6-4-1967 — Comprei dois carros para meu filho, um para a cidade, outro para a fazenda. Os quatro automóveis de que dispomos em família já não me parecem dignos dele.


18-11-1967 — Novo aniversário de Paulinho. Adquiri quatro apartamentos em nome dele.

Quero meu filho cada vez mais rico, sempre mais rico.


30-1-1968 — A fortuna de meu filho, conforme o balanço último, já ultrapassa de um bilhão de cruzeiros velhos, segundo as anotações de meu contabilista.

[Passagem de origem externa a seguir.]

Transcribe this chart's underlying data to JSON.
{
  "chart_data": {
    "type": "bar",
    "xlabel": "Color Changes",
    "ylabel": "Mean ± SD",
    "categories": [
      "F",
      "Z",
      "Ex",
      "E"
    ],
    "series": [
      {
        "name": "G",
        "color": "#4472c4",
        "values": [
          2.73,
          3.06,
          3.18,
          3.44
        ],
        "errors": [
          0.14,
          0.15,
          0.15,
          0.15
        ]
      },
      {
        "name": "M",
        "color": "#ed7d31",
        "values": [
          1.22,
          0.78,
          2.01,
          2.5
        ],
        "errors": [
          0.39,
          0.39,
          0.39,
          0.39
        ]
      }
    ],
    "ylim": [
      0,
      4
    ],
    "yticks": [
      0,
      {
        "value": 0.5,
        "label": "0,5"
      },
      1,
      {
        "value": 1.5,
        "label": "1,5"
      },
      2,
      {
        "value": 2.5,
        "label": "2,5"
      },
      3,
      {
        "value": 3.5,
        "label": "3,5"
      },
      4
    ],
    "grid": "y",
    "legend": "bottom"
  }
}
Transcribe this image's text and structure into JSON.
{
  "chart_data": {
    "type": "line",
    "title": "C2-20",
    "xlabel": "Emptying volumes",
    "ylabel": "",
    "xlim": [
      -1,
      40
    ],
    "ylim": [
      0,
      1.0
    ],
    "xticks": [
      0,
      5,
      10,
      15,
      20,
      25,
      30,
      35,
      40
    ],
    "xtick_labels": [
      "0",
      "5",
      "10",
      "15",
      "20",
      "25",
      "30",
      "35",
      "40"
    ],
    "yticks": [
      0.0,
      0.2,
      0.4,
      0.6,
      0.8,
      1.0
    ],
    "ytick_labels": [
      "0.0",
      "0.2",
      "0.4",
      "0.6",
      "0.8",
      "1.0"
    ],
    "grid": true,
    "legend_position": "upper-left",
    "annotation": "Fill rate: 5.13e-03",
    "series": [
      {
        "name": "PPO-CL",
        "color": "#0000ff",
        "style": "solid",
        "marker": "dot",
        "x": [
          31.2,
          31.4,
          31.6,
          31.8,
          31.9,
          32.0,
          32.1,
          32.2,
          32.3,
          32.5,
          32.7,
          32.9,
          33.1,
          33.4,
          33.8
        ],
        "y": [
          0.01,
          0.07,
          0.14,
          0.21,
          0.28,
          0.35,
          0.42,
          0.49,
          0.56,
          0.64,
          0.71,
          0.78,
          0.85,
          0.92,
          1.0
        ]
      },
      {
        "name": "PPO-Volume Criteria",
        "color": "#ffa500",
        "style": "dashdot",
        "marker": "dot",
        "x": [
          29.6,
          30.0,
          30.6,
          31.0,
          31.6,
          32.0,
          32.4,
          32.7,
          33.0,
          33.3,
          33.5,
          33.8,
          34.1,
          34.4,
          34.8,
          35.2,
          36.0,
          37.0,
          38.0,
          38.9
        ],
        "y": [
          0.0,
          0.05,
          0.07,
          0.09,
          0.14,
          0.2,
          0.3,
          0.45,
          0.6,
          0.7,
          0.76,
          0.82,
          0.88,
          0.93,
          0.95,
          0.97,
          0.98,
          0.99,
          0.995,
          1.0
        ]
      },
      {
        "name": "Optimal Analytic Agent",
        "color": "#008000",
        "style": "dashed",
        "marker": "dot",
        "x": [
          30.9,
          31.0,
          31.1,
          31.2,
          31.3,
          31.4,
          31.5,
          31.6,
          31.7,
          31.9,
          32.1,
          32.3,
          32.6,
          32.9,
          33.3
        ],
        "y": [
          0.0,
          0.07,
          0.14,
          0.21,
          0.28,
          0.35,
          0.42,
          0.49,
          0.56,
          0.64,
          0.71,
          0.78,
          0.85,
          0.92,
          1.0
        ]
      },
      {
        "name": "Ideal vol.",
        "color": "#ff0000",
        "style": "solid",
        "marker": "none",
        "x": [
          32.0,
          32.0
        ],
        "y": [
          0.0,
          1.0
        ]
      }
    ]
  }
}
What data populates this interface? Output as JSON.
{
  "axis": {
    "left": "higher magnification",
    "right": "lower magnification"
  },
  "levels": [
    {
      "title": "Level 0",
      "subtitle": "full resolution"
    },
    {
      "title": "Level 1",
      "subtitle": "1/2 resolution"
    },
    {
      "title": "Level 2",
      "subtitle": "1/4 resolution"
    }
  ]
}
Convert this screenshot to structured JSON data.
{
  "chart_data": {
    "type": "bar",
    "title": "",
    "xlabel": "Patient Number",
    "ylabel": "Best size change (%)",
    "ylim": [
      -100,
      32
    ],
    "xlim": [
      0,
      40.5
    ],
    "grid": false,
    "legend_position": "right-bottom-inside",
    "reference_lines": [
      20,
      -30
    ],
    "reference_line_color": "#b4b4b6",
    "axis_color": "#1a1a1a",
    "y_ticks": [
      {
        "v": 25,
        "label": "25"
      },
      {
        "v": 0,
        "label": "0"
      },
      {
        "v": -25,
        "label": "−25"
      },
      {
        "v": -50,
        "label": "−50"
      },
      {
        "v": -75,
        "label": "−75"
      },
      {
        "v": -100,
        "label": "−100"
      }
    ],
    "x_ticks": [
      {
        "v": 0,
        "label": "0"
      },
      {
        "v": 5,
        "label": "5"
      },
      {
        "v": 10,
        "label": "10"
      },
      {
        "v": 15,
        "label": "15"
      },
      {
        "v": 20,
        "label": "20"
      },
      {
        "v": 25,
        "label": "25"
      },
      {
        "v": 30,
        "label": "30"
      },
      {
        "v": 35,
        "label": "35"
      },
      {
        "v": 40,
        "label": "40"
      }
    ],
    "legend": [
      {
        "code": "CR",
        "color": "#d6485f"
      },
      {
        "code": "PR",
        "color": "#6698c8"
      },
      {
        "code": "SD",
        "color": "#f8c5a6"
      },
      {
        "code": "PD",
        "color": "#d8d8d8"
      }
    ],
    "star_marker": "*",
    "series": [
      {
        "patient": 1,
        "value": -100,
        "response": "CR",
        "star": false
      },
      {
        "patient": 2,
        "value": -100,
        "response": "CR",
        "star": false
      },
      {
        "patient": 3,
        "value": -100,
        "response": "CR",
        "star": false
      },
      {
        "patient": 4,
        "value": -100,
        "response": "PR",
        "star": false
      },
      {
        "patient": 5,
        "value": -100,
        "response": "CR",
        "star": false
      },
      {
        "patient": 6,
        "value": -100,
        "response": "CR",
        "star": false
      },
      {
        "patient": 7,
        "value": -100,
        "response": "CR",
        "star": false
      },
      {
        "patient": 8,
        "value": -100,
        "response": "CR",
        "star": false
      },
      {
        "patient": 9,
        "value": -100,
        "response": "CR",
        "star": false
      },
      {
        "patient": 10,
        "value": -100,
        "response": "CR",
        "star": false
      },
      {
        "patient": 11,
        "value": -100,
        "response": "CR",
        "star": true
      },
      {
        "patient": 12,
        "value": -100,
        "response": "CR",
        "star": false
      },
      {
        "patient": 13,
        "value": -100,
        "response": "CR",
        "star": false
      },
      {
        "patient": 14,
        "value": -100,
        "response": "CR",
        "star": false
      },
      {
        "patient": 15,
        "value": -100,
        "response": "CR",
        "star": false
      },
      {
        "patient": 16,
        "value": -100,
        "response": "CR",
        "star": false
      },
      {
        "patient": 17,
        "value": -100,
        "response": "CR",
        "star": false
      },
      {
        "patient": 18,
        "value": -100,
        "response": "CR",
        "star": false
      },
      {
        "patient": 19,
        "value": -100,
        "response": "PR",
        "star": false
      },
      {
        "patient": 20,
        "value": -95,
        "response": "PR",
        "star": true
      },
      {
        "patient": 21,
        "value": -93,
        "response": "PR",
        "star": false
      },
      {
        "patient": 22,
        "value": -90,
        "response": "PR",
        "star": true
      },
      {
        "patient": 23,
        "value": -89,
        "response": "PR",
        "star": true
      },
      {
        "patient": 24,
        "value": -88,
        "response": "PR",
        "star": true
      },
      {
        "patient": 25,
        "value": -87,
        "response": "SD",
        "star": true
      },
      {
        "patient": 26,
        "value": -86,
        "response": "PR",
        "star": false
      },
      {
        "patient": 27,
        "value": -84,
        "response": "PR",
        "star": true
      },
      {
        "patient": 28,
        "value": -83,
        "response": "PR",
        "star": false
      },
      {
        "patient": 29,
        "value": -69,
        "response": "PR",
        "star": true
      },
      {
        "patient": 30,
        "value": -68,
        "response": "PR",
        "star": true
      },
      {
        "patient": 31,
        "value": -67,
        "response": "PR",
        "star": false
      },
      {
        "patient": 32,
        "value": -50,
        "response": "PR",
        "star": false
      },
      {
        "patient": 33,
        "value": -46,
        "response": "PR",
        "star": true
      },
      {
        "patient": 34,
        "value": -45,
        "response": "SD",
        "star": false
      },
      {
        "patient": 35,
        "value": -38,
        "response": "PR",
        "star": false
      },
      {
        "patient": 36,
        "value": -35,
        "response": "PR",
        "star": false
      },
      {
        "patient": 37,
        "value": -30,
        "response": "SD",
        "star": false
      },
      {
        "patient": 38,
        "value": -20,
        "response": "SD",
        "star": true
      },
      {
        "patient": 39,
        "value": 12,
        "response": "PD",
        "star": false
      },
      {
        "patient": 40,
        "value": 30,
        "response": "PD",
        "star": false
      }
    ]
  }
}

19-4-1968 — Meus tios Arlindo e Antônio pediram-me auxílio, declarando-se em penúria.

Neguei. Tenho meu filho para cuidar.


22-1-1970 — Meu Deus! Meu Deus!… Paulinho está no hospital, em estado grave!…


Aqui terminava as anotações. O resto era a provação à frente de nossos olhos.

Paulo Silva que concentrara no filho único imensa fortuna, e que, por isso mesmo, se negava a atender a quaisquer apelos da beneficência ou da cooperação fraternal, profundamente desequilibrado assistia, junto de nós, à saída do filho morto, que desencarnara, em plena juventude, vitimado pela hepatite.